"Temos uma relação com Portugal a que não podemos fugir e, como angolanos que estamos num país alheio, temos de ter um comportamento que não venha beliscar a nossa imagem. Temos de respeitar as leis do país de acolhimento, ter uma atitude que dignifica a nossa imagem como angolanos", disse Narciso Espírito Santo.
O representante de Angola falava hoje, em Lisboa, durante um encontro com cerca de três dezenas de representantes de associações e organizações eclesiásticas da comunidade angolana.
O caso das recentes agressões policiais a uma família angolana no Bairro da Jamaica, no Seixal, não constava da ordem de trabalhos da reunião, que estava marcada desde 16 de janeiro, mas acabou por ocupar a parte inicial do encontro.
Narciso Espírito Santo admitiu que o vídeo das agressões lhe "caiu mal", mas apelou para a "reflexão" sobre o que não se vê nas imagens divulgadas nas redes sociais.
"O foco foi só nas imagens que vimos, mas antes das imagens o que é que aconteceu? São situações para reflexão", disse.
O cônsul adiantou que nos acontecimentos dos dias seguintes houve aproveitamento por parte "de pessoas de má-fé" que acabaram por deixar mal a comunidade angolana.
"Tirando o que aconteceu no primeiro dia, nos outros atos que se seguiram penso que nenhum angolano está envolvido", reforçou, defendendo a necessidade de acautelar este tipo de situações no futuro.
Nesse sentido, o cônsul pediu a colaboração dos líderes associativos e religiosos para fazer "um trabalho de sensibilização da comunidade" para que tenha "uma postura digna e que dignifique a imagem de Angola".
"Vão ter de pedir à nossa comunidade, principalmente aos jovens, para terem um pouco de calma. É preciso muita calma, ponderação. Se há problemas têm de se resolver dentro dos parâmetros legais, nada de estar a fazer arruaças", reforçou.
Narciso Espírito Santo lembrou que as relações entre Angola e Portugal já passaram "um período crítico" e que o "ambiente salutar e de irmandade" que está a ser criado agora beneficiará os povos dos dois países.
Presente no encontro, Carlos Gonçalves, secretário-geral da AMANGOLA - Portugal, recordou, por seu lado, que a organização acompanha casos como o do bairro da Jamaica há 20 anos.
"A atitude da polícia e este tipo de incidências na margem sul não são novas.

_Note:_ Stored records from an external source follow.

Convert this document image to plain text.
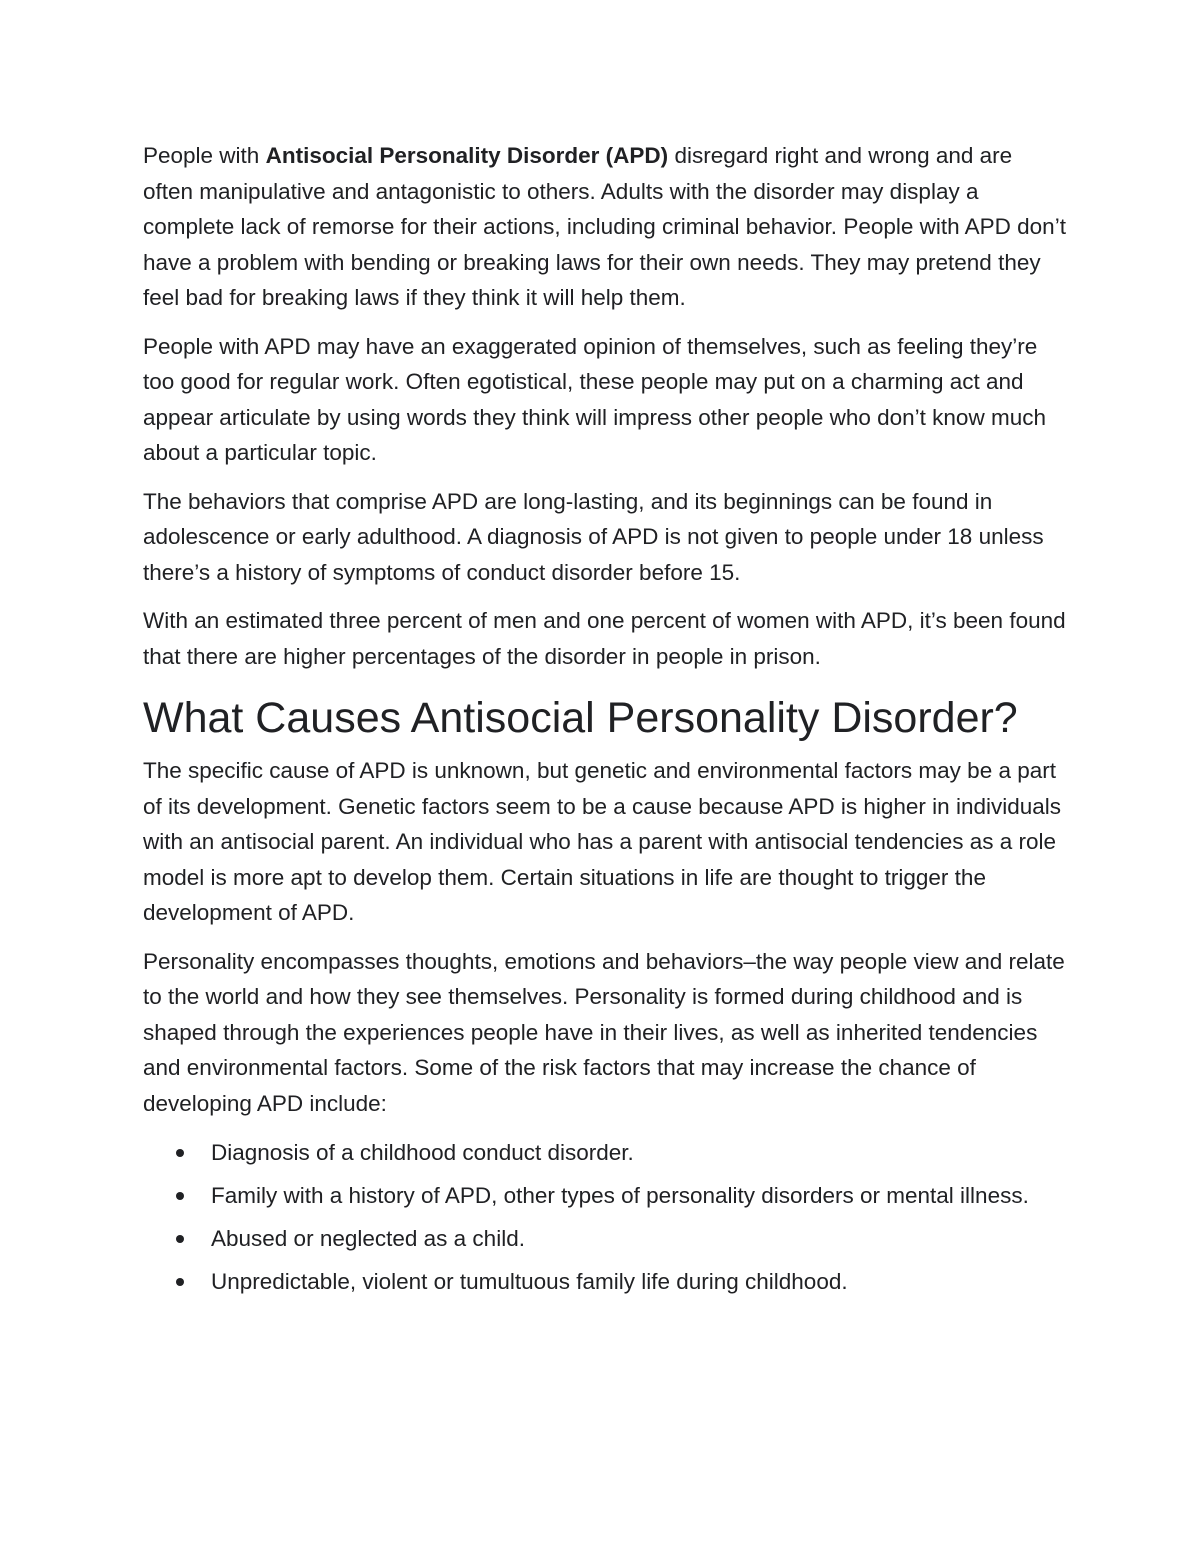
People with Antisocial Personality Disorder (APD) disregard right and wrong and are often manipulative and antagonistic to others. Adults with the disorder may display a complete lack of remorse for their actions, including criminal behavior. People with APD don’t have a problem with bending or breaking laws for their own needs. They may pretend they feel bad for breaking laws if they think it will help them.

People with APD may have an exaggerated opinion of themselves, such as feeling they’re too good for regular work. Often egotistical, these people may put on a charming act and appear articulate by using words they think will impress other people who don’t know much about a particular topic.

The behaviors that comprise APD are long-lasting, and its beginnings can be found in adolescence or early adulthood. A diagnosis of APD is not given to people under 18 unless there’s a history of symptoms of conduct disorder before 15.

With an estimated three percent of men and one percent of women with APD, it’s been found that there are higher percentages of the disorder in people in prison.

What Causes Antisocial Personality Disorder?

The specific cause of APD is unknown, but genetic and environmental factors may be a part of its development. Genetic factors seem to be a cause because APD is higher in individuals with an antisocial parent. An individual who has a parent with antisocial tendencies as a role model is more apt to develop them. Certain situations in life are thought to trigger the development of APD.

Personality encompasses thoughts, emotions and behaviors–the way people view and relate to the world and how they see themselves. Personality is formed during childhood and is shaped through the experiences people have in their lives, as well as inherited tendencies and environmental factors. Some of the risk factors that may increase the chance of developing APD include:

Diagnosis of a childhood conduct disorder.
Family with a history of APD, other types of personality disorders or mental illness.
Abused or neglected as a child.
Unpredictable, violent or tumultuous family life during childhood.
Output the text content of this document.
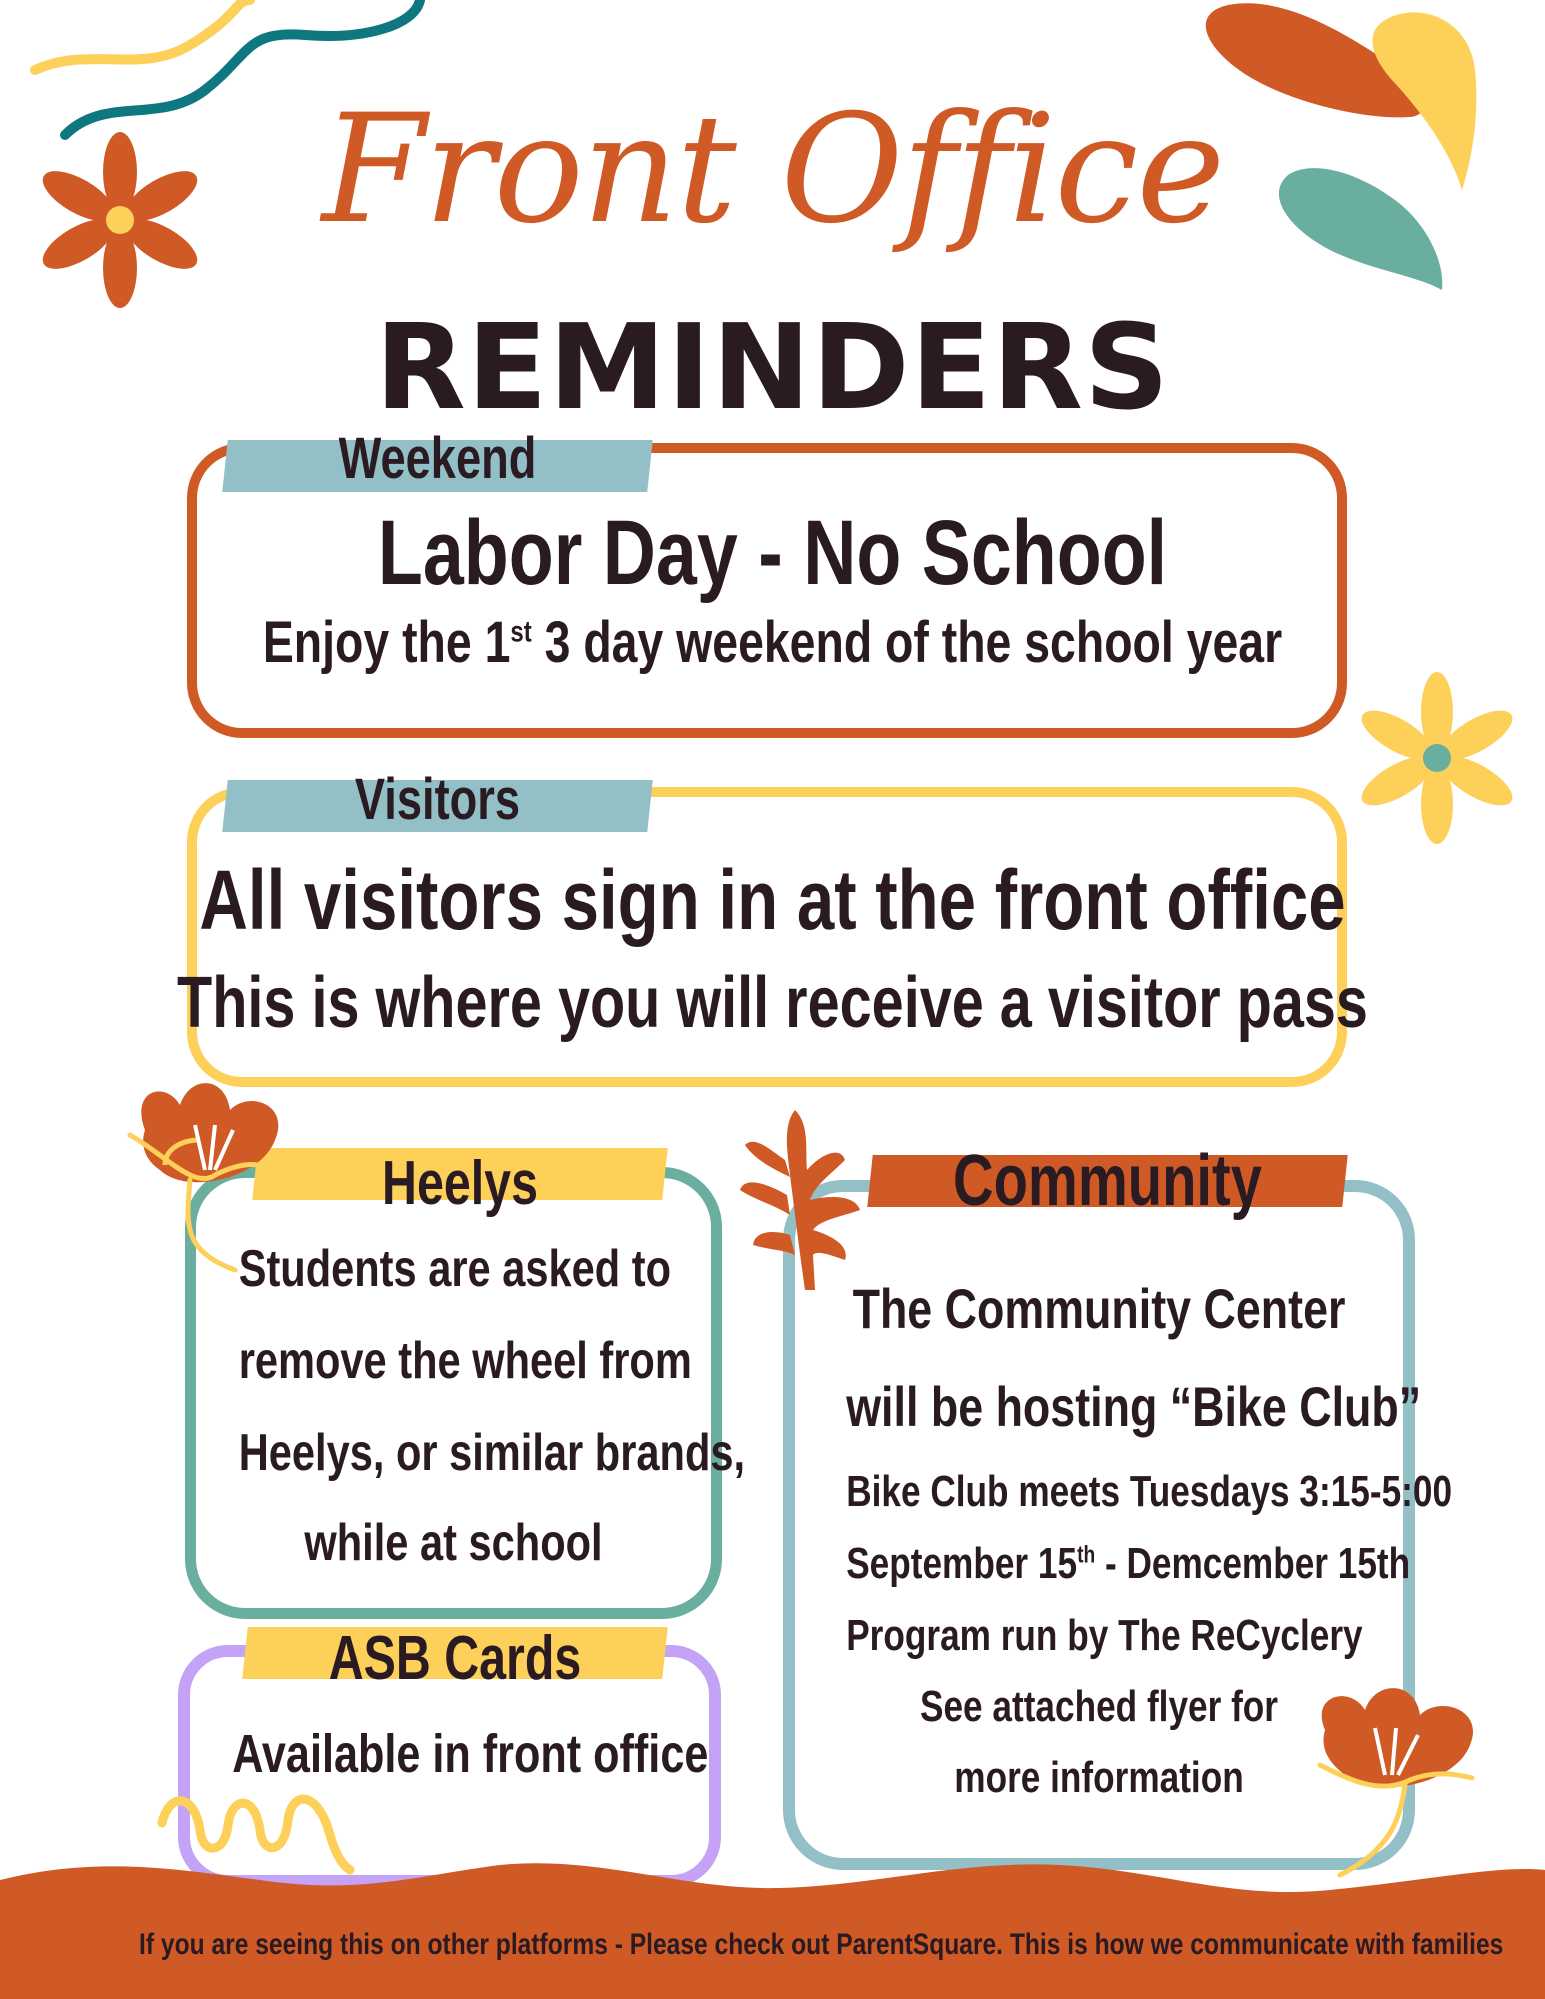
Front Office
REMINDERS
Weekend
Labor Day - No School
Enjoy the 1st 3 day weekend of the school year
Visitors
All visitors sign in at the front office
This is where you will receive a visitor pass
Heelys
Students are asked to
remove the wheel from
Heelys, or similar brands,
while at school
ASB Cards
Available in front office
Community
The Community Center
will be hosting “Bike Club”
Bike Club meets Tuesdays 3:15-5:00
September 15th - Demcember 15th
Program run by The ReCyclery
See attached flyer for
more information
If you are seeing this on other platforms - Please check out ParentSquare. This is how we communicate with families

Esta teve maior exposição por causa do fomento das redes sociais", disse à agência Lusa.
Assinalou, por outro lado, o sentimento de "profunda indignação" que a situação causou na comunidade "face à desproporção da carga policial diante de pessoas desarmadas".
Carlos Gonçalves afirmou, por outro lado, confiar "na capacidade da justiça de analisar e interpretar os factos à luz da lei sem que deixem de ser punidos os principais responsáveis".
Para o dirigente associativo, tratou-se de "uma circunstância específica que tem mais a ver com uma ação e uma reação do que com aspetos relacionados com racismo e xenofobia".
Quatro pessoas foram detidas na segunda-feira, no centro de Lisboa, na sequência do apedrejamento de elementos da PSP por participantes numa manifestação em frente ao Ministério da Administração Interna
Este protesto realizou-se um dia depois de incidentes em Vale de Chícharos, conhecido por bairro da Jamaica, no Seixal, distrito de Setúbal, entre a PSP e moradores e dos quais resultaram feridos cinco civis e um polícia, sem gravidade, tendo sido detida uma pessoa, entretanto libertada.
Desde então, e ao longo de toda a semana têm-se registado em vários concelhos dos distritos de Lisboa e Setúbal incidentes com ataques a esquadras, carros incendiados e caixotes do lixo queimados.
A polícia não estabelece uma relação entre os incidentes registados no centro de Lisboa e nas restantes zonas.
O Ministério Público abriu um inquérito aos incidentes no bairro da Jamaica e a PSP abriu um inquérito para “averiguação interna” sobre a “intervenção policial e todas as circunstâncias que a rodearam”.